Por lo tanto, la solidaridad fortalece la lucha de resistencia, algo que solo se puede hacer si las mujeres trabajan para redefinir la sororidad como solidaridad entre todas las mujeres. Esa fue la reflexión central que llevó a que nuestra primera actividad abierta tuviera el formato de "taller" y donde discutiéramos problemáticas feministas y formar vínculos basados en la sororidad, de allí que su nombre fue "Sisterhood Workshop".

Al convertirse en un evento mensual, es estableció la dinámica de elegir un tema como eje, relacionado con la agenda feminista actual y las problemáticas que como mujeres debemos discutir, invitando usualmente a personas que quieran exponer, compartiendo su experiencia, generándose un conversatorio libre y abierto, donde además compartimos mucho té.

Todas tenemos en común las ganas de ser escuchadas, disfrutar una tarde agradable y conocer nuevas personas, y otras veces, reencontrarse con amigas. ¡Y nuestra misión es proveer de ese espacio!

Desde los inicios del movimiento feminista, las mujeres vieron el intercambio de experiencias personales como una estrategia para exponer todas las formas invisibles en que las mujeres eran oprimidas, para expresar toda su vergüenza, experiencias de violencia y resentimiento reprimidos, y comenzar a articular estas experiencias para desarrollar una conciencia feminista al exponer públicamente la base sexista de todas nuestras instituciones. El primer paso para generar estas redes es la honestidad, en privado y en público, con nosotras mismas y con otras mujeres, reafirmando la convicción de que no podemos liberarnos individualmente, sino que debe ser un esfuerzo colectivo.

Además, el Sisterhood Workshop es la instancia para lanzar el fanzine del mes, cuya edición está relacionada con la temática de la actividad. Algunos de los temas que hemos tratado en nuestras reuniones son: sororidad, liderazgo femenino y feminista, creatividad y ser mujer artista, interseccionalidad, agenda, disidencias y resistencias LGBTIQ+, medioambiental y consumo sustentable.

No tenemos un lugar fijo de reunión, así que cada mes vamos moviéndonos por diversos cafés y espacios culturales de Santiago, para que estés atenta a nuestras redes sociales.
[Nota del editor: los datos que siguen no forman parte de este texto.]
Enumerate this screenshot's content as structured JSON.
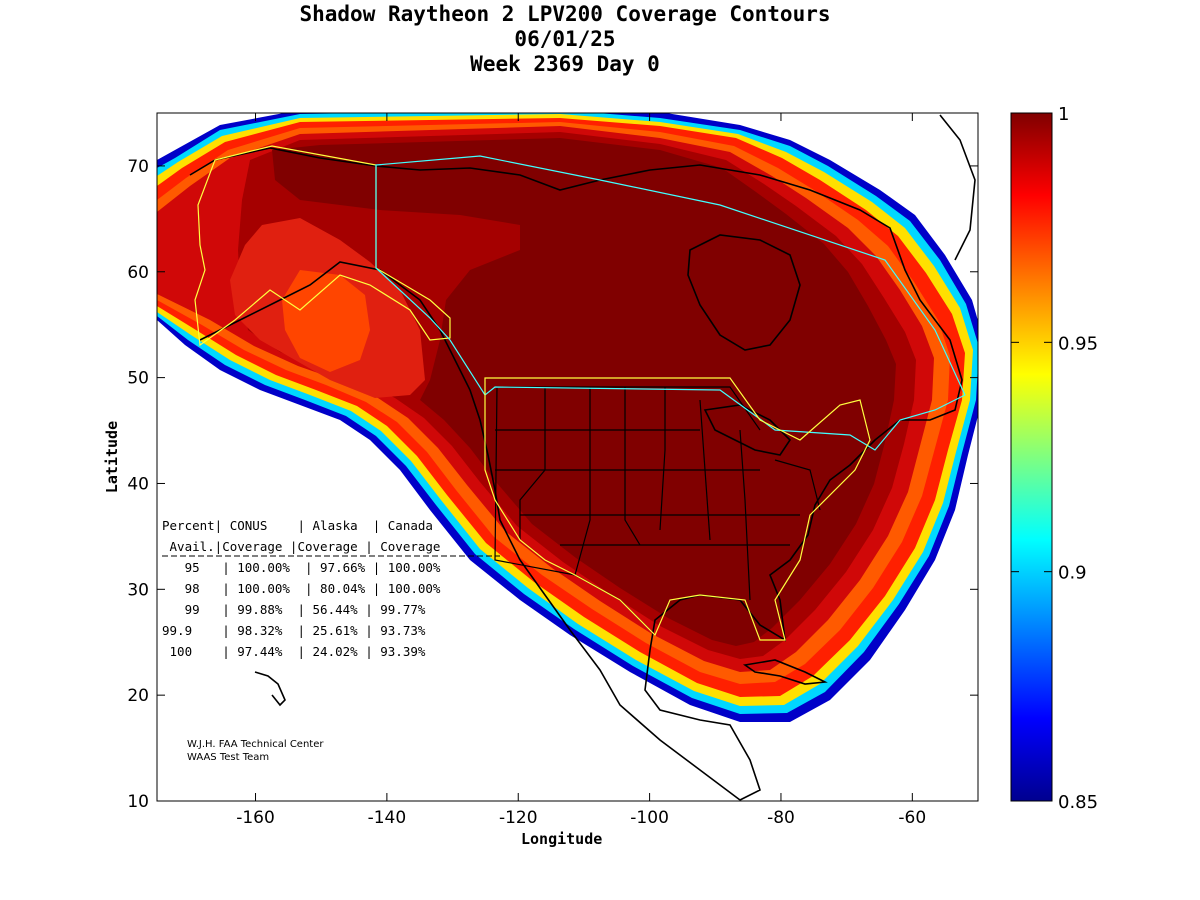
{
  "title": {
    "line1": "Shadow Raytheon 2 LPV200 Coverage Contours",
    "line2": "06/01/25",
    "line3": "Week 2369 Day 0"
  },
  "axes": {
    "xlabel": "Longitude",
    "ylabel": "Latitude",
    "xlim": [
      -175,
      -50
    ],
    "ylim": [
      10,
      75
    ],
    "xticks": [
      "-160",
      "-140",
      "-120",
      "-100",
      "-80",
      "-60"
    ],
    "yticks": [
      "10",
      "20",
      "30",
      "40",
      "50",
      "60",
      "70"
    ]
  },
  "colorbar": {
    "range": [
      0.85,
      1
    ],
    "ticks": [
      "1",
      "0.95",
      "0.9",
      "0.85"
    ]
  },
  "table": {
    "rows": [
      "Percent| CONUS    | Alaska  | Canada",
      " Avail.|Coverage |Coverage | Coverage",
      "   95   | 100.00%  | 97.66% | 100.00%",
      "   98   | 100.00%  | 80.04% | 100.00%",
      "   99   | 99.88%  | 56.44% | 99.77%",
      "99.9    | 98.32%  | 25.61% | 93.73%",
      " 100    | 97.44%  | 24.02% | 93.39%"
    ]
  },
  "credit": {
    "line1": "W.J.H. FAA Technical Center",
    "line2": "WAAS Test Team"
  },
  "map_data": {
    "type": "contour",
    "variable": "LPV200 availability",
    "regions": [
      "CONUS",
      "Alaska",
      "Canada"
    ],
    "colors": {
      "high": "#7f0000",
      "mid_high": "#e01010",
      "mid": "#ff5000",
      "low": "#00008f"
    }
  }
}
Desde el inicio de la pandemia, todas nuestras actividades se realizan de forma virtual, de modo que puedes participar desde cualquier lugar del mundo.

Aunque actualmente no podemos salir a las calles, podemos llevar nuestro activismo feminista a los espacios digitales. Debido a que la construcción de comunidades ha sido un principio central del feminismo durante generaciones, las plataformas virtuales son especialmente importantes para aquellas mujeres que no tienen acceso a comunidades o redes de apoyo feministas en sus territorios y las protestas callejeras excluyen a muchas personas para quienes la protesta callejera es inviable, especialmente durante el COVID-19.

La cuarta ola de feminismo realizada en internet construye un campo común para el feminismo internacional y la pandemia, pese a los enormes efectos negativos para las mujeres, generan una oportunidad para reconocernos y conectarnos. Este espacio virtual de activismo y comunidad existe porque queremos vivir, en Internet, la experiencia de ser feministas mediante múltiples iniciativas, que se plasman en nuestros proyectos y actividades. Internet es un medio para expresar nuestras experiencias, ideas y luchas, y el Club de Té busca reinterpretar la "habitación propia" de Virginia Woolf conectada a la esfera digital, reclamar aquel espacio propio de intimidad y seguridad para todas las mujeres.

Virginia Woolf abordó la división de las esferas pública y privada en su obra, evidenciando la obligatoriedad de la vida doméstica para las mujeres asociada al cuidado y la reproducción. La habitación propia es "un espacio para sí", donde se promueve el cultivo de nosotras mismas.